5 Replies to “Napisz opowiadanie na NOWYM KURSIE!”

  1. Zastanawiam się czy może nie powinienem się wziąć za opowiadania, bo z powieściami mi nie idzie. A opowiadań napisałem ponad 500 i wygrałem 50 drobnych nagród.

  2. Pisarczyk Amator says: Odpowiedz

    Nie znam się to się wypowiem. 😉 (i bęc!, test na polskość zdany)
    Przydałby się w wersji internetowej, żeby robić kurs z doskoku. Nie każdy ma możliwość regularnego pojawiania się na spotkaniach Zoom’owych.

  3. Skupiam się na blogu. I wiem, że dzisiaj to coś przestarzałego. Młodzi nie zaglądają, gdy nie ma obrazka albo filmu:-) Opowiadanie… Mhmm… Jest w sumie krótszą wersją książki. Bardziej przystępną, bo mniej wymagającą (dla czytelnika). Ale chyba i napisać je trudniej. To jak z koncentratem i rozcieńczalnikiem… Technika, dobór słów mają ogromne znaczenie. I pytanie – czy można tego w ogóle uczyć? Pewnie pan Michał od razu powie mi, że najważniejsza jest mrówcza praca, powtarzalność i rytuał… A ja skłaniam się do tego, że talent i już:-) Dla mnie nr 1 w opowiadaniach to Szwajcar, Hermann Hesse. Jego „Casanovas Bekehrung ”, „Robert Aghion”, „Knulp (Drei Geschichten aus dem Leben Knulps)” to właśnie taka koncentracja. Odpowiednia. Bo może zrobić się …więzienny czaj. Choć to pewnie również kwestia gustu;-)

    1. Pisarczyk Amator says: Odpowiedz

      Wiele jest na świecie rzeczy przestarzałych, ale pomimo to (a czasami nawet dlatego) atrakcyjnych. Opowiadania są jedną z nich. Od czasów gdy jaskiniowiec opowiadał kumplom jak to ze szwagrem po pijaku (ech te sfermentowane owoce!) upolowali mamuta, stanowią one nieodłączną część życia homo sapiens. Bez nich nie byłoby religii, wielkich idei społecznych i generalnie postępu.
      Myślę, że opowiadania przetrwają, nawet wtedy gdy powieści zostaną zabite przez seriale streaming’owe, sztuczną inteligencję oraz pierdyliard innych wrogów słowa pisanego. Opowiadania są jak karaluchy – przetrwają wszystko. Ludzie po prostu lubią opowiadać, gadać, ględzić, fantazjować..

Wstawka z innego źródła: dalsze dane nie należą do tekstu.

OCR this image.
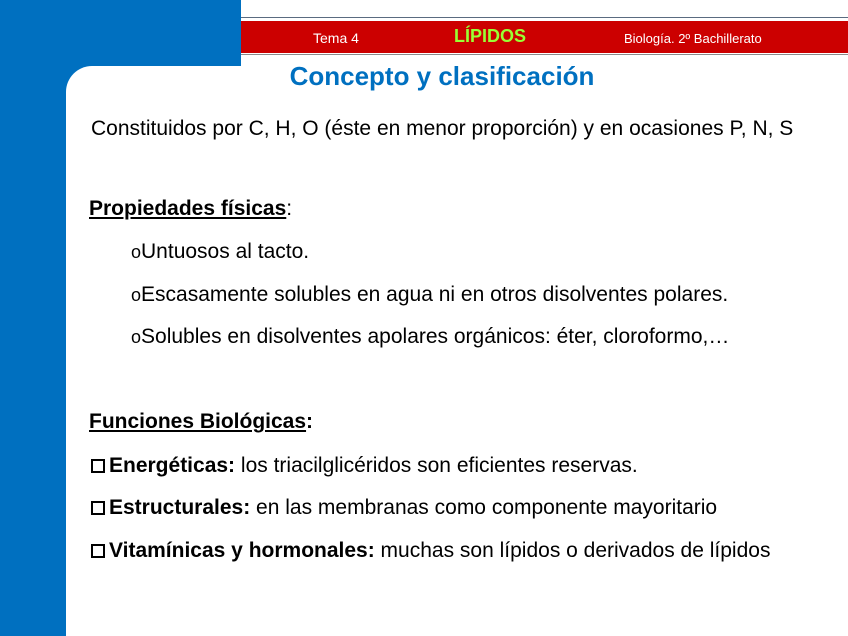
Tema 4	LÍPIDOS	Biología. 2º Bachillerato
Concepto y clasificación
Constituidos por C, H, O (éste en menor proporción) y en ocasiones P, N, S
Propiedades físicas:
oUntuosos al tacto.
oEscasamente solubles en agua ni en otros disolventes polares.
oSolubles en disolventes apolares orgánicos: éter, cloroformo,…
Funciones Biológicas:
Energéticas: los triacilglicéridos son eficientes reservas.
Estructurales: en las membranas como componente mayoritario
Vitamínicas y hormonales: muchas son lípidos o derivados de lípidos
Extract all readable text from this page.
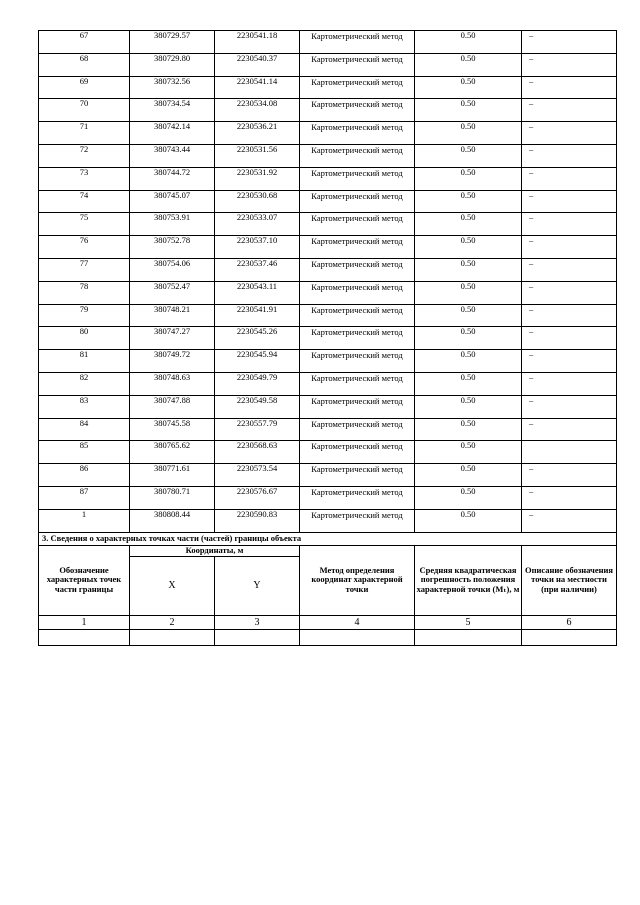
67	380729.57	2230541.18	Картометрический метод	0.50	–
68	380729.80	2230540.37	Картометрический метод	0.50	–
69	380732.56	2230541.14	Картометрический метод	0.50	–
70	380734.54	2230534.08	Картометрический метод	0.50	–
71	380742.14	2230536.21	Картометрический метод	0.50	–
72	380743.44	2230531.56	Картометрический метод	0.50	–
73	380744.72	2230531.92	Картометрический метод	0.50	–
74	380745.07	2230530.68	Картометрический метод	0.50	–
75	380753.91	2230533.07	Картометрический метод	0.50	–
76	380752.78	2230537.10	Картометрический метод	0.50	–
77	380754.06	2230537.46	Картометрический метод	0.50	–
78	380752.47	2230543.11	Картометрический метод	0.50	–
79	380748.21	2230541.91	Картометрический метод	0.50	–
80	380747.27	2230545.26	Картометрический метод	0.50	–
81	380749.72	2230545.94	Картометрический метод	0.50	–
82	380748.63	2230549.79	Картометрический метод	0.50	–
83	380747.88	2230549.58	Картометрический метод	0.50	–
84	380745.58	2230557.79	Картометрический метод	0.50	–
85	380765.62	2230568.63	Картометрический метод	0.50	
86	380771.61	2230573.54	Картометрический метод	0.50	–
87	380780.71	2230576.67	Картометрический метод	0.50	–
1	380808.44	2230590.83	Картометрический метод	0.50	–
3. Сведения о характерных точках части (частей) границы объекта					
Обозначение характерных точек части границы	Координаты, м		Метод определения координат характерной точки	Средняя квадратическая погрешность положения характерной точки (Mₜ), м	Описание обозначения точки на местности (при наличии)
	X	Y			
1	2	3	4	5	6
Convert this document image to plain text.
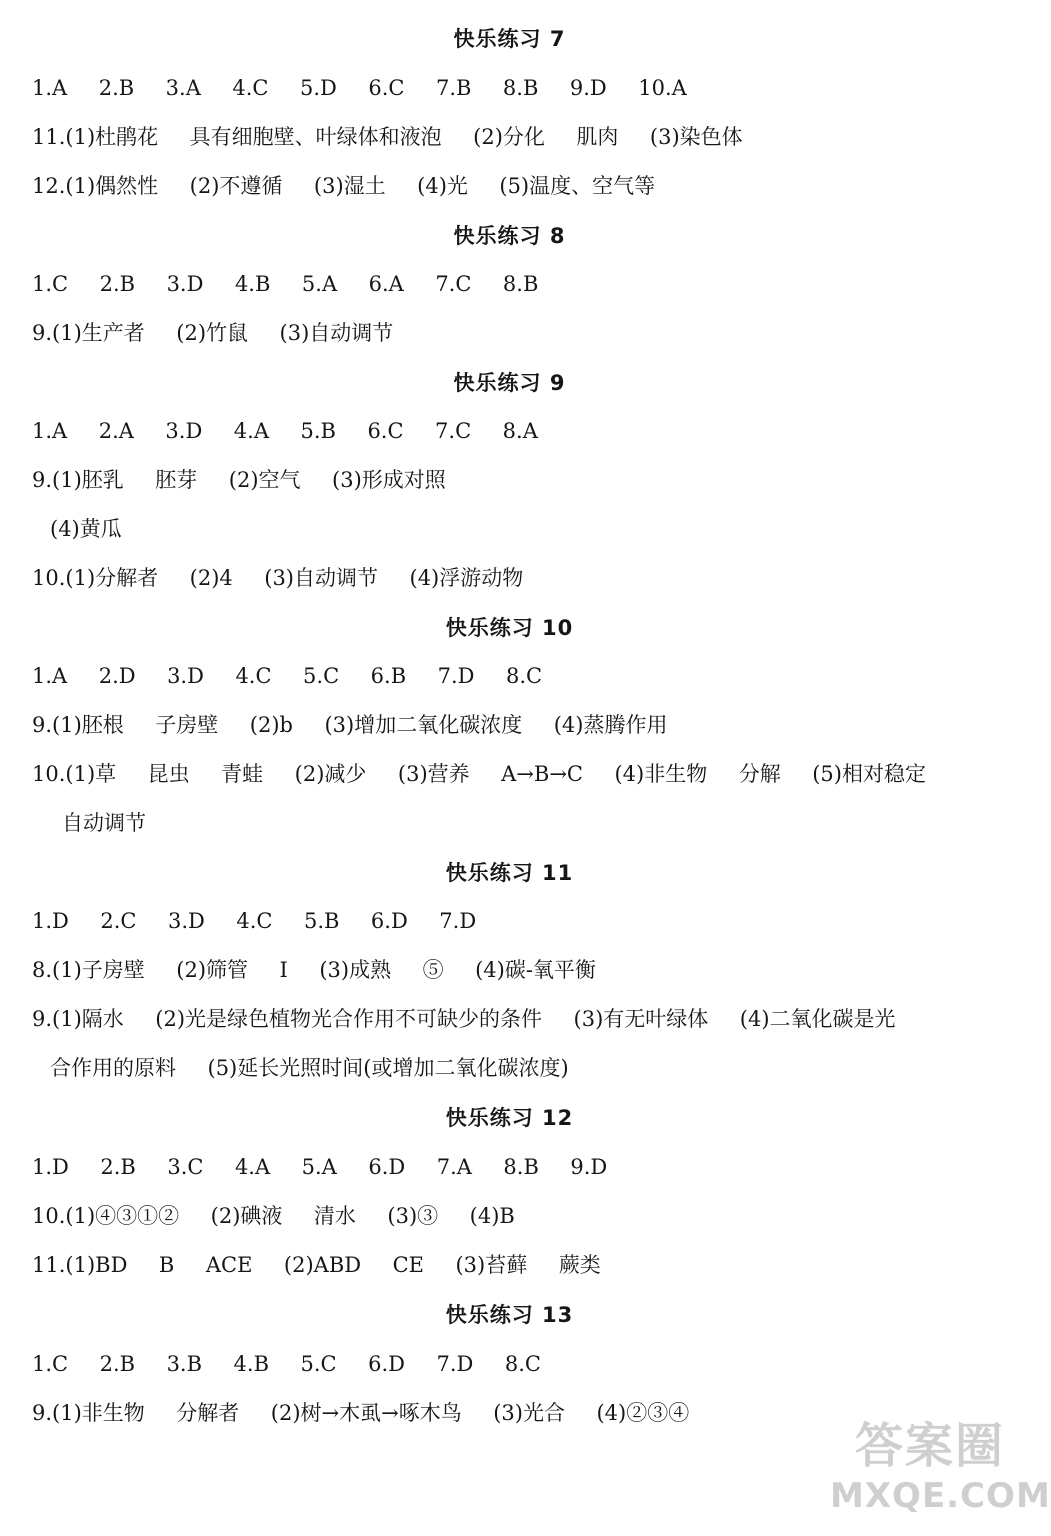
快乐练习 7
1.A  2.B  3.A  4.C  5.D  6.C  7.B  8.B  9.D  10.A
11.(1)杜鹃花  具有细胞壁、叶绿体和液泡  (2)分化  肌肉  (3)染色体
12.(1)偶然性  (2)不遵循  (3)湿土  (4)光  (5)温度、空气等
快乐练习 8
1.C  2.B  3.D  4.B  5.A  6.A  7.C  8.B
9.(1)生产者  (2)竹鼠  (3)自动调节
快乐练习 9
1.A  2.A  3.D  4.A  5.B  6.C  7.C  8.A
9.(1)胚乳  胚芽  (2)空气  (3)形成对照
(4)黄瓜
10.(1)分解者  (2)4  (3)自动调节  (4)浮游动物
快乐练习 10
1.A  2.D  3.D  4.C  5.C  6.B  7.D  8.C
9.(1)胚根  子房壁  (2)b  (3)增加二氧化碳浓度  (4)蒸腾作用
10.(1)草  昆虫  青蛙  (2)减少  (3)营养  A→B→C  (4)非生物  分解  (5)相对稳定
自动调节
快乐练习 11
1.D  2.C  3.D  4.C  5.B  6.D  7.D
8.(1)子房壁  (2)筛管  Ⅰ  (3)成熟  ⑤  (4)碳-氧平衡
9.(1)隔水  (2)光是绿色植物光合作用不可缺少的条件  (3)有无叶绿体  (4)二氧化碳是光
合作用的原料  (5)延长光照时间(或增加二氧化碳浓度)
快乐练习 12
1.D  2.B  3.C  4.A  5.A  6.D  7.A  8.B  9.D
10.(1)④③①②  (2)碘液  清水  (3)③  (4)B
11.(1)BD  B  ACE  (2)ABD  CE  (3)苔藓  蕨类
快乐练习 13
1.C  2.B  3.B  4.B  5.C  6.D  7.D  8.C
9.(1)非生物  分解者  (2)树→木虱→啄木鸟  (3)光合  (4)②③④
答案圈
MXQE.COM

      A dyskusja o tym czy praca czy talent, ma dla mnie taki sam sens jak kulturystyczne spory „masa czy rzeźba?”. Tutaj sprawdzi się tylko formuła „japońska” czyli „i to i to”. Podobnie jest moim zdaniem z pisaniem. Nieoszlifowany talent może zaowocować opowieściami bardzo hermetycznymi, niezrozumiałymi dla nikogo oprócz autora i kilku podobnych mu wariatów. Z drugiej strony ciężka praca bez talentu pozwoli autorowi zostać rzemieślnikiem, ale nigdy nie stworzy on/ona/ono/onu Dzieła przez „duże D”.

      1. Oczywiście nie umniejszam pracowitości… I zdaję sobie sprawę, że dłuższa dyskusja pracowitość kontra talent nie ma większego sensu. Japońska formuła „i to i to” się sprawdza. Jednak coś istotnego dodałbym tutaj na temat talentu – wszystko się od niego zaczyna. Również sprawa dotarcia do czytelnika. Dodałbym kolejną japońską formułę: „to się ma albo nie ma”. I całe tony pisania „do szuflady” tego nie zmienią;-)
        Pozdrawiam serdecznie i dziękuję za bardzo wartościowe spostrzeżenia.